In a multiple-dose study in 30 normal-weight subjects, coadministration of XENICAL and 40 grams of alcohol (eg, approximately 3 glasses of wine) did not result in alteration of alcohol pharmacokinetics, orlistat pharmacodynamics (fecal fat excretion), or systemic exposure to orlistat.
Preliminary data from a XENICAL and cyclosporine drug interaction study indicate a reduction in cyclosporine plasma levels when XENICAL was coadministered with cyclosporine (see WARNINGS).
In 12 normal-weight subjects receiving XENICAL 120 mg three times a day for 6 days, XENICAL did not alter the pharmacokinetics of a single dose of digoxin.
Fat-soluble Vitamin Supplements and Analogues
A pharmacokinetic interaction study showed a 30% reduction in beta-carotene supplement absorption when concomitantly administered with XENICAL. XENICAL inhibited absorption of a vitamin E acetate supplement by approximately 60%. The effect of orlistat on the absorption of supplemental vitamin D, vitamin A, and nutritionally-derived vitamin K is not known at this time.

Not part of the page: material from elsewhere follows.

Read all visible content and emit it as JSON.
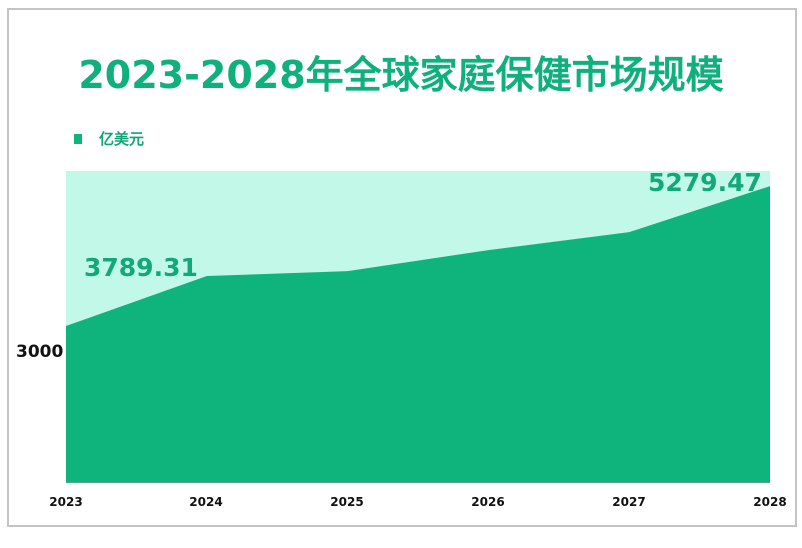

In 12 normal-weight subjects receiving orlistat 80 mg three times a day for 5 days, orlistat did not alter the pharmacokinetics or pharmacodynamics (blood glucose-lowering) of glyburide.
Hypothyroidism has been reported in patients treated concomitantly with orlistat and levothyroxine postmarketing (see ADVERSE REACTIONS: Other Clinical Studies or Postmarketing Surveillance). Patients treated concomitantly with orlistat and levothyroxine should be monitored for changes in thyroid function. Administer levothyroxine and orlistat at least 4 hours apart.
Nifedipine (extended-release tablets)
In 17 normal-weight subjects receiving XENICAL 120 mg three times a day for 6 days, XENICAL did not alter the bioavailability of nifedipine (extended-release tablets).
In 20 normal-weight female subjects, the treatment of XENICAL 120 mg three times a day for 23 days resulted in no changes in the ovulation-suppressing action of oral contraceptives.
In 12 normal-weight subjects receiving XENICAL 120 mg three times a day for 7 days, XENICAL did not alter the pharmacokinetics of a single 300-mg dose of phenytoin.
In a 2-way crossover study of 24 normal-weight, mildly hypercholesterolemic patients receiving XENICAL 120 mg three times a day for 6 days, XENICAL did not affect the pharmacokinetics of pravastatin.
In 12 normal-weight subjects, administration of XENICAL 120 mg three times a day for 16 days did not result in any change in either warfarin pharmacokinetics (both R- and S-enantiomers) or pharmacodynamics (prothrombin time and serum Factor VII). Although undercarboxylated osteocalcin, a marker of vitamin K nutritional status, was unaltered with XENICAL administration, vitamin K levels tended to decline in subjects taking XENICAL. Therefore, as vitamin K absorption may be decreased with XENICAL, patients on chronic stable doses of warfarin who are prescribed XENICAL should be monitored closely for changes in coagulation parameters.